Ну вот такой он человек: накормит, напоит, в беде спасёт, в бою защитит, от врагов своей грудью прикроет, последней рубахой поделится, а при первом же удобном случае… полоснёт, как барана, даргинским кинжалом по горлу и неделю жрать будет, горючими слезами обливаясь. Причём не меня жалея, нет! Будет рыдать от жалости к самому себе: как же, такой шашлык, а кунак «не пришёл», одному есть не то, не празднично, вах…

— Иловайский, генацвале! Зачэм такой пэчальний сидишь, пачему ничего не кушаешь, кито тебя обидел? Мне скажи — я их сначала от церкви атлучу, а потом зарэжу! Своей рукой зарэжу, тока улыбнись, да?

Что я мог ему сказать? Молча опрокинул глиняный стакан красного вина, зажевал кустиком кинзы, потянулся за сыром, но передумал…

— Э-э, я тебя понял, брат. — Щербато улыбнувшись самыми неровными и самыми белыми зубами на свете, отец Григорий своей рукой долил мне до краёв. — Па дэвушке страдаешь, Хозяйку любишь, да? Ай, не красней, не красней так, я тебя нэ выдам… Ничего нэ бойся! Сейчас вино допьём, кинжалы вазьмём в зубы — и во дварец, дэвушку тебе добудем, в ковёр завернём, украдём, как джигиты, да? А будет шуметь сильно — ты её мэшком по голове, у меня есть одын пыльный. Им ещё мой дед мою бабушку…

— Мадло, — по-грузински поблагодарил я. — Но не стоит. Не одна она, у неё там… барин начальствующий… в одном полотенце по дому ходит… Она от его зачётки зависит…

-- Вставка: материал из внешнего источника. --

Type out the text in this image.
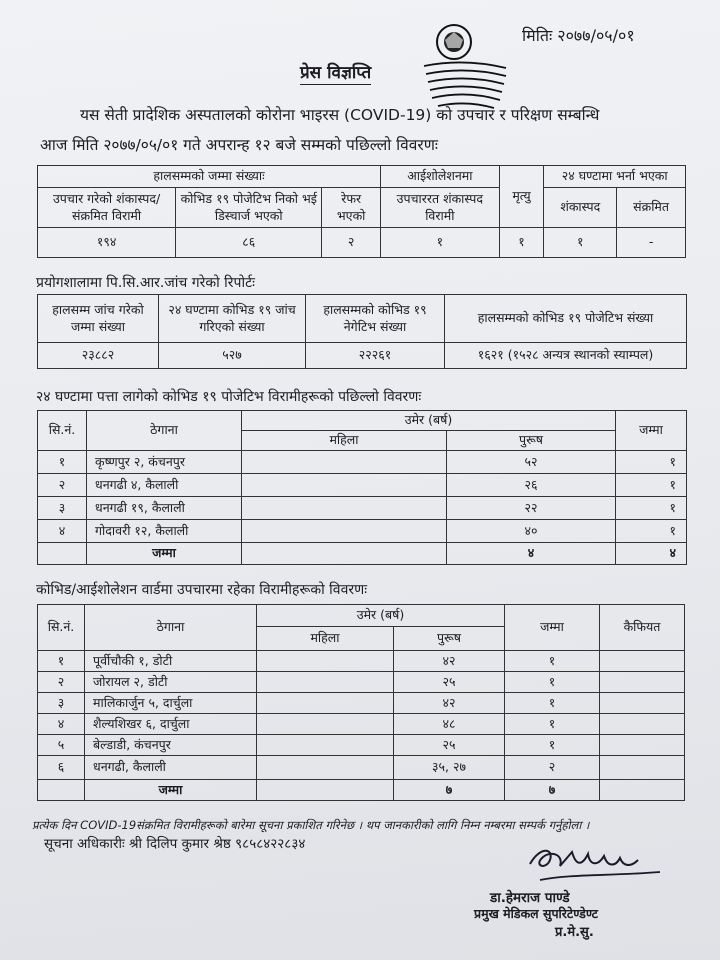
मितिः २०७७/०५/०१
प्रेस विज्ञप्ति
यस सेती प्रादेशिक अस्पतालको कोरोना भाइरस (COVID-19) को उपचार र परिक्षण सम्बन्धि
आज मिति २०७७/०५/०१ गते अपरान्ह १२ बजे सम्मको पछिल्लो विवरणः
हालसम्मको जम्मा संख्याः			आईशोलेशनमा	मृत्यु	२४ घण्टामा भर्ना भएका	
उपचार गरेको शंकास्पद/संक्रमित विरामी	कोभिड १९ पोजेटिभ निको भई डिस्चार्ज भएको	रेफर भएको	उपचाररत शंकास्पद विरामी		शंकास्पद	संक्रमित
१९४	८६	२	१	१	१	-
प्रयोगशालामा पि.सि.आर.जांच गरेको रिपोर्टः
हालसम्म जांच गरेको जम्मा संख्या	२४ घण्टामा कोभिड १९ जांच गरिएको संख्या	हालसम्मको कोभिड १९ नेगेटिभ संख्या	हालसम्मको कोभिड १९ पोजेटिभ संख्या
२३८८२	५२७	२२२६१	१६२१ (१५२८ अन्यत्र स्थानको स्याम्पल)
२४ घण्टामा पत्ता लागेको कोभिड १९ पोजेटिभ विरामीहरूको पछिल्लो विवरणः
सि.नं.	ठेगाना	उमेर (बर्ष)		जम्मा
		महिला	पुरूष	
१	कृष्णपुर २, कंचनपुर		५२	१
२	धनगढी ४, कैलाली		२६	१
३	धनगढी १९, कैलाली		२२	१
४	गोदावरी १२, कैलाली		४०	१
	जम्मा		४	४
कोभिड/आईशोलेशन वार्डमा उपचारमा रहेका विरामीहरूको विवरणः
सि.नं.	ठेगाना	उमेर (बर्ष)		जम्मा	कैफियत
		महिला	पुरूष		
१	पूर्वीचौकी १, डोटी		४२	१	
२	जोरायल २, डोटी		२५	१	
३	मालिकार्जुन ५, दार्चुला		४२	१	
४	शैल्यशिखर ६, दार्चुला		४८	१	
५	बेल्डाडी, कंचनपुर		२५	१	
६	धनगढी, कैलाली		३५, २७	२	
	जम्मा		७	७	
प्रत्येक दिन COVID-19संक्रमित विरामीहरूको बारेमा सूचना प्रकाशित गरिनेछ । थप जानकारीको लागि निम्न नम्बरमा सम्पर्क गर्नुहोला ।
सूचना अधिकारीः श्री दिलिप कुमार श्रेष्ठ ९८५८४२२८३४
डा.हेमराज पाण्डे
प्रमुख मेडिकल सुपरिटेण्डेण्ट
प्र.मे.सु.
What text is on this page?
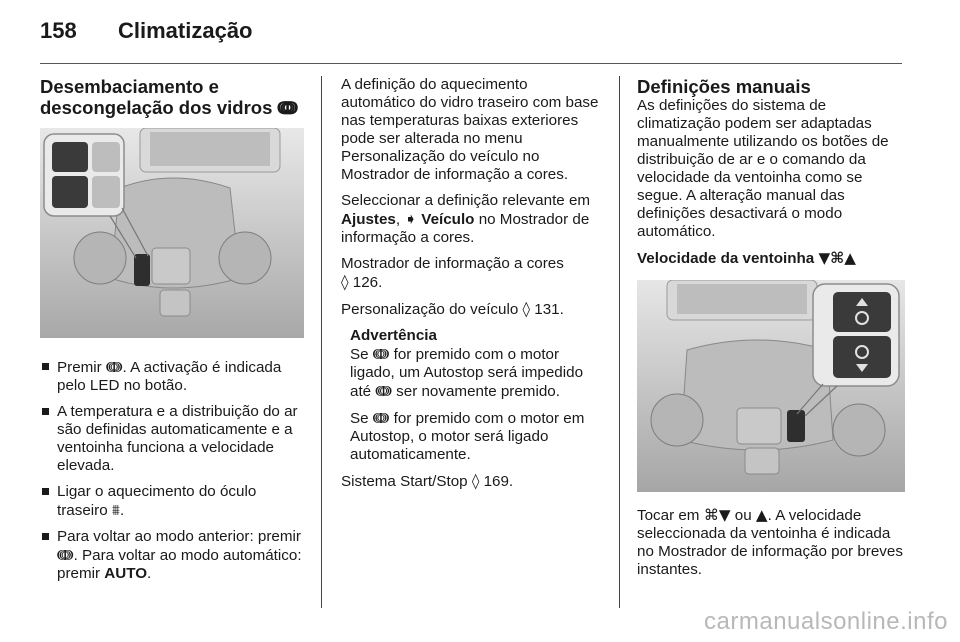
158 Climatização
Desembaciamento e descongelação dos vidros ↈ
Premir ↈ. A activação é indicada pelo LED no botão.
A temperatura e a distribuição do ar são definidas automaticamente e a ventoinha funciona a velocidade elevada.
Ligar o aquecimento do óculo traseiro ⩩.
Para voltar ao modo anterior: premir ↈ. Para voltar ao modo automático: premir AUTO.

A definição do aquecimento automático do vidro traseiro com base nas temperaturas baixas exteriores pode ser alterada no menu Personalização do veículo no Mostrador de informação a cores.

Seleccionar a definição relevante em Ajustes, ➧ Veículo no Mostrador de informação a cores.

Mostrador de informação a cores
◊ 126.

Personalização do veículo ◊ 131.

Advertência

Se ↈ for premido com o motor ligado, um Autostop será impedido até ↈ ser novamente premido.

Se ↈ for premido com o motor em Autostop, o motor será ligado automaticamente.

Sistema Start/Stop ◊ 169.

Definições manuais

As definições do sistema de climatização podem ser adaptadas manualmente utilizando os botões de distribuição de ar e o comando da velocidade da ventoinha como se segue. A alteração manual das definições desactivará o modo automático.

Velocidade da ventoinha ▼⌘▲

Tocar em ⌘▼ ou ▲. A velocidade seleccionada da ventoinha é indicada no Mostrador de informação por breves instantes.

carmanualsonline.info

— Ай, зачэм такое гаваришь?! У тебя тоже своя зачётка есть! Чем твоя зачётка хуже?!! Шашку мою бэри — мы ему его зачётку в одын миг отрэжем, да!

Я, конечно, сильно подозревал, что Катенька под этим словом имела в виду что-то иное, совсем не то, что отец Григорий, но такая истовая дружба грузинского священника тоже вызывала уважение. К тому же вино у него было хорошим. Я налил третий стакан и сбивчиво, мешая факты с домыслами, рассказал ему всё. Ну то есть как сильно я её люблю и как страшно ревную…

Хотя, господи боже, ну что я мог ему рассказать? В Оборотном городе, наверное, бешеной собаки не было, которая бы не знала, что у нас с Хозяйкой роман. На деле-то, конечно, дальше пары поцелуев да невинных объятий на кладбище ничего такого толком и не развернулось. Выражаясь нашим языком, Катенька свою девичью честь блюла крепко!

Но ведь именно поэтому меня так изводил факт присутствия постороннего мужчины в её хате. Что ж он, не мог где-то в другом месте остановиться? На постоялом дворе или на съёмных квартирах, нешто обязательно у невинной девицы на выданье, так, что ли?!